Everyone wants to start their own business, and noone wants to actually work as a photographer for someone else these days. How about you apply for a few jobs in shops where they do portrait photography like "star shots", or do christmas photos one year at a Santa stand. Try and get a casual job in photography and progress from there. 

Everyone wants to be a professional photographer, but noone wants to actually work for someone else or do the leg work.

Do you feel as though your work is good enough to go to a job interview for a professional photographer position? If not, i would say you're not ready to charge for anything other than the cost to print the photos (if you print it for you friends and family).

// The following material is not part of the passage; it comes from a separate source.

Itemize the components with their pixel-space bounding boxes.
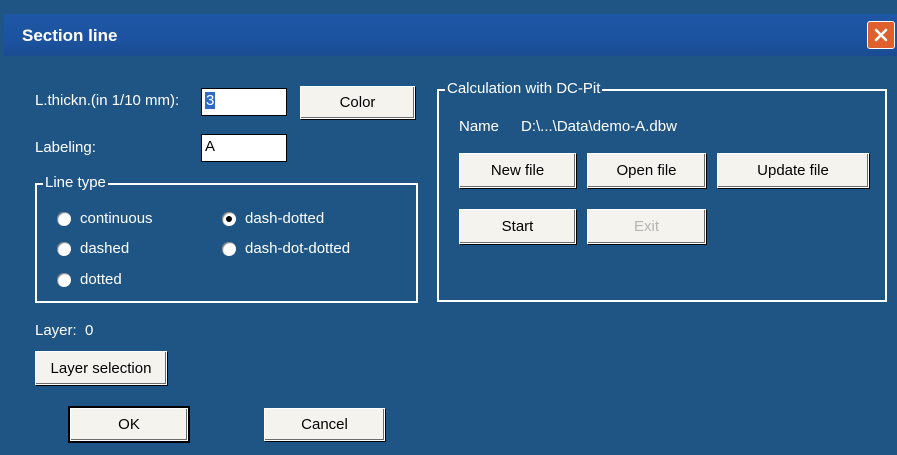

But that's just my opinion.


----------



## notelliot (Dec 15, 2008)

there are several videos and blog posts regarding 10,000 hours. put 10,000 hours into your craft - be it photography, small engine repair, professional coffee brewer - and you'd by then have the necessary skills and experience to do something for a living. 
I take that with a grain of salt, and add that when you no longer feel it necessary to ask questions like this, you'd be ready to start charging. Basically, when you feel confident enough to take peoples' money for what ever you're doing.


----------



## Early (Dec 20, 2008)

If these will blow up to 8X10's, start charging now.  It's been my experience that laymen will pay for anything that beats their P&S's.


----------



## seth-trenda (Dec 20, 2008)

I say start making money now. why not? If people are liking your work and are asking "how much"? , that would tell me that are willing to pay. You have a great eye so start making money doing what you love. I do agree that when you start to charge the expectation is a bit higher but that can only make you a better photographer and give you the extra cash to get the equipment that you really want.  :0) I say go for it! Good luck!


----------



## stsinner (Dec 20, 2008)

I think that charging for pictures and dealing with the critiques that come from paying customers would take the fun out of it.  It turns from hobby to work..  Who wants that?


----------